Undergraduate Discussion Leaders will focus on the critical theory text, any companion cultural texts, and will be expected to bring in a relevant, contemporary cultural example of rhetoric that fits the concepts of the discourse that week.

Graduate Discussion Leaders will focus on the additional graduate readings, which will typically be foundational philosophical texts referenced by the critical texts. Discussion leaders are expected to provide a clear and concise overview of the concepts developed in the graduate reading text for that week in a 10-15 minute presentation, and then generate questions from that presentation.
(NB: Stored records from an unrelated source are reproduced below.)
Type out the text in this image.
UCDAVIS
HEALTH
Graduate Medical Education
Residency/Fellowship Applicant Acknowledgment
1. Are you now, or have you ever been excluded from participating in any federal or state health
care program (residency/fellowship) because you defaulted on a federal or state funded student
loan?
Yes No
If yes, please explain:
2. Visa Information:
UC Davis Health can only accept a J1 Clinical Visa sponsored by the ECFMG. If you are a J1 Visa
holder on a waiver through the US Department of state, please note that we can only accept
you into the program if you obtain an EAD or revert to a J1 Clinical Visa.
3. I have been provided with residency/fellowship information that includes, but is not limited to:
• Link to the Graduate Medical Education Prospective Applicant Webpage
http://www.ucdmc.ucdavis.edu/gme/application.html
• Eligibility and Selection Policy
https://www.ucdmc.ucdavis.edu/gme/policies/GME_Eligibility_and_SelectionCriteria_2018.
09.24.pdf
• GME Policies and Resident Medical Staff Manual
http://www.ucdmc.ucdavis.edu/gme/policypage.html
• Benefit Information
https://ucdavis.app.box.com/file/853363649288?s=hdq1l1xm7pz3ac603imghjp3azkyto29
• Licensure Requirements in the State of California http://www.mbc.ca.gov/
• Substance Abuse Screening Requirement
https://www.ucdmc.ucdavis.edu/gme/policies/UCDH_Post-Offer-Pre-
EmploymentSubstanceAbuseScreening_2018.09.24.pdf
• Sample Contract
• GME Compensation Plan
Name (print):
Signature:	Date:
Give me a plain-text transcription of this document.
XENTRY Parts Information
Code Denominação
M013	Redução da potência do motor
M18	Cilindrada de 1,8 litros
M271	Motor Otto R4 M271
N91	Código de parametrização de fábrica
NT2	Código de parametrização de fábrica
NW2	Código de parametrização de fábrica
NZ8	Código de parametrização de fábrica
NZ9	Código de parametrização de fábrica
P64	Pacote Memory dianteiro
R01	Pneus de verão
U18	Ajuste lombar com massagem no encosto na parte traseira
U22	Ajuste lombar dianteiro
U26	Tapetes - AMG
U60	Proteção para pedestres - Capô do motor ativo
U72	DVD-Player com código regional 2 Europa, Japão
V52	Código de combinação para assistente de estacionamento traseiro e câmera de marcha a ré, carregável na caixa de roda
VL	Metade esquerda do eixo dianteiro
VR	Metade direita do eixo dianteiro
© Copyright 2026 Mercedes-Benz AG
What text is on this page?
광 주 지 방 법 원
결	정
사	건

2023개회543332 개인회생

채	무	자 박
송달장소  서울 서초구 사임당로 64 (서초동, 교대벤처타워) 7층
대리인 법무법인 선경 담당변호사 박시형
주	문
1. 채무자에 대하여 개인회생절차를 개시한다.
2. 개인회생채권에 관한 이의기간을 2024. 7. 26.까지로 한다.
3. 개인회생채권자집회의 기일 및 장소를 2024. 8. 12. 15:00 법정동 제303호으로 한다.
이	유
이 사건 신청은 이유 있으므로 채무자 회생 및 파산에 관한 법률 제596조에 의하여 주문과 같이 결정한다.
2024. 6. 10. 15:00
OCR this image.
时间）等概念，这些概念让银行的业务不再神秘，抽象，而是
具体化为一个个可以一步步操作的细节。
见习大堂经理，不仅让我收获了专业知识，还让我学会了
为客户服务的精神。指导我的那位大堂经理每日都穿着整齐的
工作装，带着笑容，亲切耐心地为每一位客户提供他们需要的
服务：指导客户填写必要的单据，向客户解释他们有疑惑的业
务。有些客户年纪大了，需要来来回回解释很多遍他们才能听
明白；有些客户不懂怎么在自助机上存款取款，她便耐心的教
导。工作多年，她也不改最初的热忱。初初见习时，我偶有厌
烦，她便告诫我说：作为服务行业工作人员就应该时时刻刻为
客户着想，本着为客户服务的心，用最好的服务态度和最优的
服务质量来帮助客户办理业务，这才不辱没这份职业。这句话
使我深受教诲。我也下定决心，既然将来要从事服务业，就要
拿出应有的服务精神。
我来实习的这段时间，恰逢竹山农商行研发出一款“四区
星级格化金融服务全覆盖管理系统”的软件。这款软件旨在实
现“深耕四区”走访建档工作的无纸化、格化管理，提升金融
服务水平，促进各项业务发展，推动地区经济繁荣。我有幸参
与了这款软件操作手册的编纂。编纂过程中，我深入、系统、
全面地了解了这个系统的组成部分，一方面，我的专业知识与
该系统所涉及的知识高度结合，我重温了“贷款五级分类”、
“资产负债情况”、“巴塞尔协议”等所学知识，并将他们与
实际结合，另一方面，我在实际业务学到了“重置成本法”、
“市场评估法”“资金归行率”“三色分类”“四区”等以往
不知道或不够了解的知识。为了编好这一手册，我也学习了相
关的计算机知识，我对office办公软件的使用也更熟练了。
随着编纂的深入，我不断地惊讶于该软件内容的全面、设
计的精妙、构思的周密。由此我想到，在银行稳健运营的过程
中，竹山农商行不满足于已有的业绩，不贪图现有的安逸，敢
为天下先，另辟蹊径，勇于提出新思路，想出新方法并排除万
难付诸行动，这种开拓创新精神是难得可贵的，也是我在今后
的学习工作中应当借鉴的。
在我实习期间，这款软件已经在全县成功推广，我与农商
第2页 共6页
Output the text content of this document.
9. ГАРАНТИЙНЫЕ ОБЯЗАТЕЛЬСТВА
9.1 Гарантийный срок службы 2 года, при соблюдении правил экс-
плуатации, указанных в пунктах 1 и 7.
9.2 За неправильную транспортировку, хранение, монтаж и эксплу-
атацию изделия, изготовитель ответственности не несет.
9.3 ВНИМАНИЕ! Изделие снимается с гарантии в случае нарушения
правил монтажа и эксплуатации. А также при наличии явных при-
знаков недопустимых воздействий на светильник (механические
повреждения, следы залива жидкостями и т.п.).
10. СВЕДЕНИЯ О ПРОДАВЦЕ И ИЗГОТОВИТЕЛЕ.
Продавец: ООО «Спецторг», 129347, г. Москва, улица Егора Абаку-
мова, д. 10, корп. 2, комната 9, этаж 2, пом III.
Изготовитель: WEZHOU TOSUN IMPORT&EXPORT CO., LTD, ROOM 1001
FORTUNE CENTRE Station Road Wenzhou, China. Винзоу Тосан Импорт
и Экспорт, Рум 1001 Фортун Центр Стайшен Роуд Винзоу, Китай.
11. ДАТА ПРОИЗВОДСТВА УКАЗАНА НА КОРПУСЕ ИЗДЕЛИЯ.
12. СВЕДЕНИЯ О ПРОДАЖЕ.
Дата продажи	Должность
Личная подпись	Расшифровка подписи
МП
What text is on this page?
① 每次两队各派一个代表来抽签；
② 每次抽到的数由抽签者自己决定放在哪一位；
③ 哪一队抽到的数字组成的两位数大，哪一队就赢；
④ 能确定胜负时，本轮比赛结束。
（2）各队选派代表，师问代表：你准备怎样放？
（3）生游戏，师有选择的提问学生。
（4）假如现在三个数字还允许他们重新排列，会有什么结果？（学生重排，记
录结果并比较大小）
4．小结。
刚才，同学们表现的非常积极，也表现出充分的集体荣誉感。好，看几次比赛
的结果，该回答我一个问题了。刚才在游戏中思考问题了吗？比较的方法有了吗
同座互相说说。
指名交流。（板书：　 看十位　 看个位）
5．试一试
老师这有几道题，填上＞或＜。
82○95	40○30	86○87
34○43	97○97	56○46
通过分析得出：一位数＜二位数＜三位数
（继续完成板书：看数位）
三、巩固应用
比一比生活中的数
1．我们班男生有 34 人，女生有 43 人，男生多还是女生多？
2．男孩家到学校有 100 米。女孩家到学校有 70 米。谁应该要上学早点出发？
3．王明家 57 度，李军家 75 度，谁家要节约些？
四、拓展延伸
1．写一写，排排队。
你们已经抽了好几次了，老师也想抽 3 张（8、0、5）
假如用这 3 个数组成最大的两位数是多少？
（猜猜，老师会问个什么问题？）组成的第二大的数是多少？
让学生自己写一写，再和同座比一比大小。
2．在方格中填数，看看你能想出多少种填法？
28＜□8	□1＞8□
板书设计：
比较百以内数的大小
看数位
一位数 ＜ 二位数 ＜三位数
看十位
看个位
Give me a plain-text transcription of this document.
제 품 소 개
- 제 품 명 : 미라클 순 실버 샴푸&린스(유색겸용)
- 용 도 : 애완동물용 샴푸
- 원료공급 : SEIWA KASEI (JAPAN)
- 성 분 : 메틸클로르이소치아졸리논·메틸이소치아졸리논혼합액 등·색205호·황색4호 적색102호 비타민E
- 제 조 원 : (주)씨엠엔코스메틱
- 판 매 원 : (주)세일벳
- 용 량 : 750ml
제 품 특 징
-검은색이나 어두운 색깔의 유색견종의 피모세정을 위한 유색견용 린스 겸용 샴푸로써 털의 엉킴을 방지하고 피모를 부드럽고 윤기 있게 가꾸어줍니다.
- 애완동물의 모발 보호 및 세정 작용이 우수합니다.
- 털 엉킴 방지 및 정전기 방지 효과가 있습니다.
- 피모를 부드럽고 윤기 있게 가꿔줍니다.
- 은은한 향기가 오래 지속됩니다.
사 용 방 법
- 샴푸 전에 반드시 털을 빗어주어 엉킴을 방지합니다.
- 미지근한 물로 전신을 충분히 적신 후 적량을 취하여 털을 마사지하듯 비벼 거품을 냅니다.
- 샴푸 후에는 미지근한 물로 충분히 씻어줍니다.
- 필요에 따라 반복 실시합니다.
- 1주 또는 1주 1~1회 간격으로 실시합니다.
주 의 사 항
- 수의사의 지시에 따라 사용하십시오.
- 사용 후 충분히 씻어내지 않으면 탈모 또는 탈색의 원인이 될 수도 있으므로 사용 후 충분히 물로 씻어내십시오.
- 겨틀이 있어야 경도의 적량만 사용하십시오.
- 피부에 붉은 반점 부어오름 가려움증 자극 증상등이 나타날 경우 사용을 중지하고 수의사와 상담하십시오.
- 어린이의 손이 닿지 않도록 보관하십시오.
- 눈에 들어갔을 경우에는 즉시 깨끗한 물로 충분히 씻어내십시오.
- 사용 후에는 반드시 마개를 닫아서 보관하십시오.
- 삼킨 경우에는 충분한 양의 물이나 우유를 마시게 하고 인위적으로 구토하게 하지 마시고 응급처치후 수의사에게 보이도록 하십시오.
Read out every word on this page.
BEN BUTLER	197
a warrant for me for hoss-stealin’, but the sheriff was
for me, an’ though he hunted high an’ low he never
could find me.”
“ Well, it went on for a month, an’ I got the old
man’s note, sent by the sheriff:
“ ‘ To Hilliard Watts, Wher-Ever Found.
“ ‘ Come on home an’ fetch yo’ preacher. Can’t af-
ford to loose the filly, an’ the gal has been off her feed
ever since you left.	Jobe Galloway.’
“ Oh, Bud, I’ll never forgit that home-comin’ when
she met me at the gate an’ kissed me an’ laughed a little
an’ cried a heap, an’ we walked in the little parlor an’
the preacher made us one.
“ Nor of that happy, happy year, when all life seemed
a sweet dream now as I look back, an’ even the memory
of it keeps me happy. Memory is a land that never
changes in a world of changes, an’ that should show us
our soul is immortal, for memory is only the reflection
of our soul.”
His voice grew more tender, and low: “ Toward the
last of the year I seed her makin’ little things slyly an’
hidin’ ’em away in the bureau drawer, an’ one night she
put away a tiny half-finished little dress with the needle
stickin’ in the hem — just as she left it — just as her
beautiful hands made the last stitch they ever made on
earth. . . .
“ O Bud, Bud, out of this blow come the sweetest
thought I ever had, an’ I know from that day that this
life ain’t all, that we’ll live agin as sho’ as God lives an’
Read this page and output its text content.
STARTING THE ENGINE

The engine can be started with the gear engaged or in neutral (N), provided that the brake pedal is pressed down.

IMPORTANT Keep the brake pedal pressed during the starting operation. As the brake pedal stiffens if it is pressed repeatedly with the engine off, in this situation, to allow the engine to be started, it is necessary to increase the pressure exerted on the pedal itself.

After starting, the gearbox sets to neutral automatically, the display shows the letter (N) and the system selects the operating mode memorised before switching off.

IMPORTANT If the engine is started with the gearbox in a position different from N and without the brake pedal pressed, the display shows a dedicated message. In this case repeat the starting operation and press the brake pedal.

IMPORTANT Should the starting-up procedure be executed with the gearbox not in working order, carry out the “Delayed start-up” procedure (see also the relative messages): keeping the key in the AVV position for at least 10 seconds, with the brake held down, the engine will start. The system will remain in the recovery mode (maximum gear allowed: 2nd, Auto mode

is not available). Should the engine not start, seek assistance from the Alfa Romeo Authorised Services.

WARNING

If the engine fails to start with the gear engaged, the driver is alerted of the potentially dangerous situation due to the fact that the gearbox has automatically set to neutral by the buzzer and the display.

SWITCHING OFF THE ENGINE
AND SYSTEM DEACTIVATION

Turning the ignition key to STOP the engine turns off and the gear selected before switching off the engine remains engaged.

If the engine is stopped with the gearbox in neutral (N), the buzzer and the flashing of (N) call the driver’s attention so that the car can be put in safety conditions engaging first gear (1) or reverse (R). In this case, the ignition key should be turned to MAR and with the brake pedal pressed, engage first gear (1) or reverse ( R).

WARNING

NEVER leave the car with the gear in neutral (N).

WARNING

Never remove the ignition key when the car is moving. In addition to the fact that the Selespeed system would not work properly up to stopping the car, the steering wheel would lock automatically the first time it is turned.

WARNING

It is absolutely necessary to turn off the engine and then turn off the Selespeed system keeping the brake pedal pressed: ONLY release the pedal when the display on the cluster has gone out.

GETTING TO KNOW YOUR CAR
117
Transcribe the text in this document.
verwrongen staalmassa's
I encourage the undergraduate and graduate discussion leaders to at minimum touch base with each other so that there isn’t overlap or redundancy in the discussions, and ideally to work together to ensure an effective interaction between the various complex components of discourse contained in the various texts.

See Appendix C for grading criteria.

Late Assignments and Make Ups

All assignments will receive an automatic half-letter grade permanent reduction for each week late. There is no revision of work in this course.